Ironically, however, Nozick himself ultimately acknowledges that his entitlement theory is insufficient to refute demands for a redistributionist state, since it can never be demonstrated that existing holdings derive from an unbroken series of voluntary transfers: Doesn’t every people’s collective title to their land derive from some original act of unjust conquest? Hence, surprisingly, he ends up suggesting that something like Rawls’s difference principle is morally required after all, in the name of “rectification,” on the dubious premise that those currently least-well-off have the highest probability of being descended from previous victims of injustice.
This is not the only area of agreement between Nozick and Rawls. Like Rawls, Nozick insists that the justness of a society be assessed only by whether its procedures correspond to his preferred notions of justice, not whether it actually rewards morally worthy ways of life. Also like Rawls, Nozick ends his book by representing the just society as morally libertarian in the extreme, implicitly denying the legitimacy of laws prohibiting such practices as prostitution and the sale of addictive drugs.
Although he balanced his critique of the flaws he discovered in Rawls’s theory with remarkable homage to its ostensible “beauty,” Nozick was far brighter, and a much better and more thought-provoking writer, than his colleague. Unfortunately, he shared with Rawls a constricted view of political philosophy as an enterprise devoted to the production of abstract theories, with little or no regard for the grounding of justice in human nature.
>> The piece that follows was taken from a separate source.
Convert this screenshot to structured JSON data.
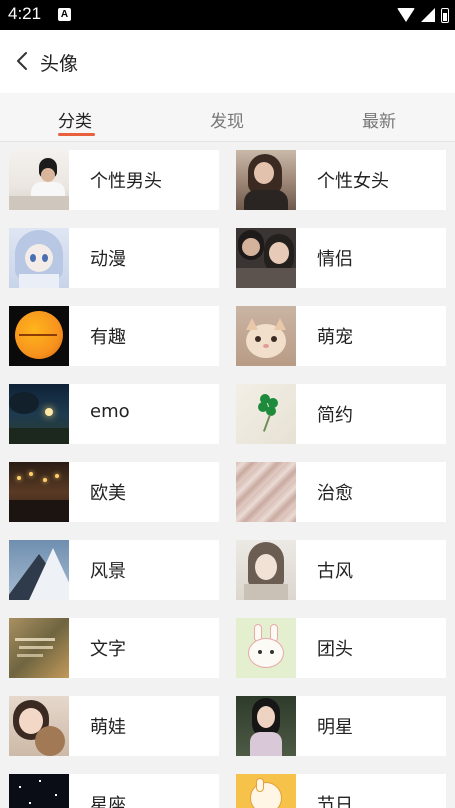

Those seeking an alternative to the shallow egalitarianism and moral libertarianism of our time would do far better to return to the thought of America’s greatest statesmen, such as Lincoln and the authors of “The Federalist”; to the liberal philosophers who guided them, notably Locke and Montesquieu, and ultimately to the greatest classical philosophers, for all of whom political theorizing was inseparable from the quest for a serious empirical understanding of the human condition and the human good.
Mr. Schaefer is professor of political science at College of the Holy Cross and author of “Illiberal Justice: John Rawls Vs. the American Political Tradition.”